Sarah Michelle Gellar dans Wedding Nightmare 2 : "La façon dont je choisis mes projets a radicalement changé avec le temps"

Rédigé le 08/04/2026
Camille Sanson

Qu’aviez-vous pensé du premier opus, sorti en 2019 ?

Sarah Michelle Gellar. J’avais beaucoup aimé, et surtout, je m’étais dit que, plus jeune, j’aurais adoré jouer cette héroïne. Rien que pour ce plan où elle apparait en robe de mariée, chargée de munitions. J’étais très étonnée quand mon agent m’a annoncé qu’une suite était en préparation, car le film avait déjà six ans à ce moment-là. Mais j’étais aussi très excitée à l’idée de rejoindre cet univers.

" Il n’est pas rare que, dans cette industrie, le talent excuse de mauvais comportements "

Malgré son statut d’antagoniste, Ursula, votre personnage, fait preuve à certains moments d’une vraie sensibilité…

C’est ce que j’ai aimé chez elle. J’espère être aller au-delà de ce qui était écrit dans le scénario. Je ne voulais pas en faire une "méchante" caricaturale. C’est ce que j’aime particulièrement chez Matt Bettinelli-Olpin et Tyler Gillett (les réalisateurs, ndlr) : leurs personnages ne ressentent jamais une seule émotion, ils sont faits des différentes couches. Ce qui les rend complexes, et humains.

Justement, il s’agit de votre première collaboration avec Matt Bettinelli-Olpin et Tyler Gillett, à qui l’on doit de gros succès, comme le premier opus de Wedding nightmare, mais aussi Scream (2022) et Scream VI (2023). Qu’en retenez-vous ?

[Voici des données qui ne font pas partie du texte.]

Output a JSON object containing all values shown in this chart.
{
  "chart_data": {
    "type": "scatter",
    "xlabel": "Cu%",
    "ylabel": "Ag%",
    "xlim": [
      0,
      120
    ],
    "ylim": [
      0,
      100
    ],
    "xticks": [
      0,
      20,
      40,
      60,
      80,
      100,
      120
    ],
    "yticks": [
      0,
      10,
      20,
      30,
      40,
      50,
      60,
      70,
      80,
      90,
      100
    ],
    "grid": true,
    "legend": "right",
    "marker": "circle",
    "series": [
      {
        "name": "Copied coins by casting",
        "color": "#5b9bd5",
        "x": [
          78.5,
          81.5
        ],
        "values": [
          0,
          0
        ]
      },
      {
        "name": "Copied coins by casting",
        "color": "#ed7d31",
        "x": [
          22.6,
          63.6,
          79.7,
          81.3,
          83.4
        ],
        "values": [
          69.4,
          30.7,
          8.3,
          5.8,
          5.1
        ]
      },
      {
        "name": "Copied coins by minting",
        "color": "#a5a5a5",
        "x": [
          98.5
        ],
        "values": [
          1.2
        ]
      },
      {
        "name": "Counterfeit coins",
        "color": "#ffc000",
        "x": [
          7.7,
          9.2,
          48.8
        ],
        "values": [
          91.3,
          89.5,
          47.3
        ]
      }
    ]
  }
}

Il y a tellement de choses à dire. Mais ce qui me vient en premier à l’esprit, c’est la manière dont ils dirigent leur plateau. Il n’est pas rare que, dans cette industrie, le talent excuse de mauvais comportements. Mais eux, ils ont les deux : ils sont incroyablement talentueux tout en étant bienveillants. Ils traitent chaque membre de leur équipe avec le même respect. C’est pourquoi on retrouve souvent la même équipe sur leurs différents projets : les gens veulent continuer de travailler avec eux. Je répète à mon ami Brendan Fraser qu’il va vivre le meilleur tournage de sa vie à leurs côtés (sur La Momie 4 , ndlr).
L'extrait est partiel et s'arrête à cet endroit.